Тут, на счастье Варварушки, услыхала она топоры.
Никак батюшка мой деревья неподалёку рубит! обрадовалась девочка.
Хотела было бежать, да остановилась.
Возьму-ка я этих чудных шишек с собой, смастерю кукол, играть с сестрой будем.
Сорвала она с нижней ветки три шишки и поспешила на стук топоров. Вот радость и вправду это батюшка был. Обещала впредь Варварушка матушку слушаться, в лес одна не ходить.
Шишки те были крупные: с две ладони в длину, сверху конец вытянут, как колпачок, на маленьких человечков похожие, без шей, правда, что с коротенькими руками и ногами. Варварушка умелая мастерица была, сшила им одёжу, домики из бересты сделала и играла с ними, как с куколками. Имена им потешные придумала: Ширша, Шурша и Махоря.
Только с той поры в доме нечисть завелась. Бывало, Варвара с сестрицей пряжи напряли, а за ночь всю пряжу кто-то по полу раскатал. Или тесто на ночь поставили, а к утру нет теста. Однажды заплату приштопали, а потом смотрят дыра на прежнем месте, где заплата? Вот такие странности стали случаться.
Как-то ночью проснулась Варварушка и услышала, словно шепчется кто-то. Прислушалась девочка и точно, тоненькими голосами из берестяных домиков говор доносился.
Бежать нам надобно. Бежать в лес, откуда мы родом! говорил один голос.
Далече до леса, сами не добежим, спорил второй.
Коли Варвара нас принесла, пусть отнесёт обратно. И зачем ты только её в лесу аукал, пропала бы, и ладно, не злыдней это дело, людям помогать, сердился первый голос.
Хорошая она, милая девочка, да и жить тут в тепле и с молоком из кошачьей миски куда лучше, чем в лесу. Не пойду с вами, тут я останусь, с Варварушкой, сказал третий, самый тоненький голосок.
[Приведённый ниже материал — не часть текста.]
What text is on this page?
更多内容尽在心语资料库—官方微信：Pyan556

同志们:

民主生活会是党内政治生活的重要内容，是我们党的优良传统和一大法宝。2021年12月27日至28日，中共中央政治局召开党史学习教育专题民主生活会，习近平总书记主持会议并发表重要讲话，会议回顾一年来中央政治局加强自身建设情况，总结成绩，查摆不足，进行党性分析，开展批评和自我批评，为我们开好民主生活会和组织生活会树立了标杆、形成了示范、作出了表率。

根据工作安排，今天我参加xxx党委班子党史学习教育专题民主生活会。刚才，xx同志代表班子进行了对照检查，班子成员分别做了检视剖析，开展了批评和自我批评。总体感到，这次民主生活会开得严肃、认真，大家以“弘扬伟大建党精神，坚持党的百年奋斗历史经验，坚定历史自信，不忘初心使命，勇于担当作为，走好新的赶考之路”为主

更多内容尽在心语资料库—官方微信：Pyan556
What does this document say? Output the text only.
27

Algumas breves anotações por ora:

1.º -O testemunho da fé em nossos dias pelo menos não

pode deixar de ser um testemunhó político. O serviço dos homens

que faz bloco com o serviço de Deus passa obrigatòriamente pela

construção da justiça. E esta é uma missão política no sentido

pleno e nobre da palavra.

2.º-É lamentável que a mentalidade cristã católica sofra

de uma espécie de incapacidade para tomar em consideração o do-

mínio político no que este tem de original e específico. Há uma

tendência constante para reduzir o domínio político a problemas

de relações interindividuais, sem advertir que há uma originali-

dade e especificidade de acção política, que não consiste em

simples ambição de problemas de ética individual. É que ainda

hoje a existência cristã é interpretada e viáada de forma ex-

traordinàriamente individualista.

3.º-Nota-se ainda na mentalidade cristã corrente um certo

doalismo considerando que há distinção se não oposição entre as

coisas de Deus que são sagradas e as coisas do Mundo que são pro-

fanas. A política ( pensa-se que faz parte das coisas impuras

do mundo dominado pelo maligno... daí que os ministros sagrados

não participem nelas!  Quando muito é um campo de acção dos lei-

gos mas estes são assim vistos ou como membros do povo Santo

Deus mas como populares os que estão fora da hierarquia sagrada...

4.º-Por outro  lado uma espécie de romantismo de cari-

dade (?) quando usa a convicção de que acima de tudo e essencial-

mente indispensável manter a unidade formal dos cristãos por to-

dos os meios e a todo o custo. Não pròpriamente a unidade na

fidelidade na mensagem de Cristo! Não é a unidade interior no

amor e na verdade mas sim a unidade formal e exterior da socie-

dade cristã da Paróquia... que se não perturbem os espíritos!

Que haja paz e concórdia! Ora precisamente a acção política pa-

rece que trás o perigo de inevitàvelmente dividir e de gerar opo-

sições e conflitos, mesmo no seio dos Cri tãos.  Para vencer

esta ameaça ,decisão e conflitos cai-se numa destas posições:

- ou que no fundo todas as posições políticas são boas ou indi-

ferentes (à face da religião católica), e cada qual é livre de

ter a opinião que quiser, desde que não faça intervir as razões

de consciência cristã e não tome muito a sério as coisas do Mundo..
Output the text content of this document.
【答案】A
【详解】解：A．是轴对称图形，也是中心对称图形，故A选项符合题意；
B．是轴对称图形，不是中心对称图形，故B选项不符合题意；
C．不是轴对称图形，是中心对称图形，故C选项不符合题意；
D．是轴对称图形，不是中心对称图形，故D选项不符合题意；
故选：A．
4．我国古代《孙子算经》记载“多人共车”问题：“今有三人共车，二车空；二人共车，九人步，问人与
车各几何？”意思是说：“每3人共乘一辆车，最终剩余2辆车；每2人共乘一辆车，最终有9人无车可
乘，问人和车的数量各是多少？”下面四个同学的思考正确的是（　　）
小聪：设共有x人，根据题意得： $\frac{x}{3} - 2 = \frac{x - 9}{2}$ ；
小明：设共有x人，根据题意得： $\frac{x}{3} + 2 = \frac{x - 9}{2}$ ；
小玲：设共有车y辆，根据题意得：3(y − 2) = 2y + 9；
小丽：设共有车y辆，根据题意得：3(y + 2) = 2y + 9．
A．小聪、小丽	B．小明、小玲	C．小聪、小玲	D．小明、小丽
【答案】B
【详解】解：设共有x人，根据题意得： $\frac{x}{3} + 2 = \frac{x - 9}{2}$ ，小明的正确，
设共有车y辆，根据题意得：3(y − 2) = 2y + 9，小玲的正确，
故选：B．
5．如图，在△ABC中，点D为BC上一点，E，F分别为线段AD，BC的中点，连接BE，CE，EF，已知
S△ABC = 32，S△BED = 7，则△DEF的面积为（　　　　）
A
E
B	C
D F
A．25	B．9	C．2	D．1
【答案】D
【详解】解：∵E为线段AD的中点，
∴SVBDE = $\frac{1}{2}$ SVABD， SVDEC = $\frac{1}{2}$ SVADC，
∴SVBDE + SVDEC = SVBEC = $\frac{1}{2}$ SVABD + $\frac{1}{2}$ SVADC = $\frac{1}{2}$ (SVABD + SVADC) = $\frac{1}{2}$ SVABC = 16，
Эх ты! Для неё ты шишка, голова твоя дубовая! Поиграет и бросит в печь, предупреждал первый голос.
Точно, поддакнул второй.
Открыла Варвара один глазок, сощурилась, попыталась в тусклом свете луны разглядеть двигающиеся тени на подоконнике. И точно, это шишечки её чудные из леса ожили, спорят, бранятся, а потом побежали пакостить. Матушкины нитки раскидали, из подтопки угольки на пол набросали, лапоть новый принялись грызть, тут-то Варвара не вытерпела и как крикнет:
А ну стой, злыдни какие, мой лапоть портить!
Мигом человечки опять в шишки обернулись. Собрала их девочка, в кровать к себе положила, сказочку рассказала и молвила:
Коли плохо вам у меня, неволить не буду, завтра же вас в лес и снесу.
Жалко стало Махоре с Варварушкой расставаться, он и заговорил с девочкой:
За братцев не скажу, но я у тебя, Варя, останусь, в хозяйстве сгожусь, мышей гонять буду, пыль мести. Никогда ко мне никто так добр не был, не любил, не заботился, а в лесу и без меня злыдней много.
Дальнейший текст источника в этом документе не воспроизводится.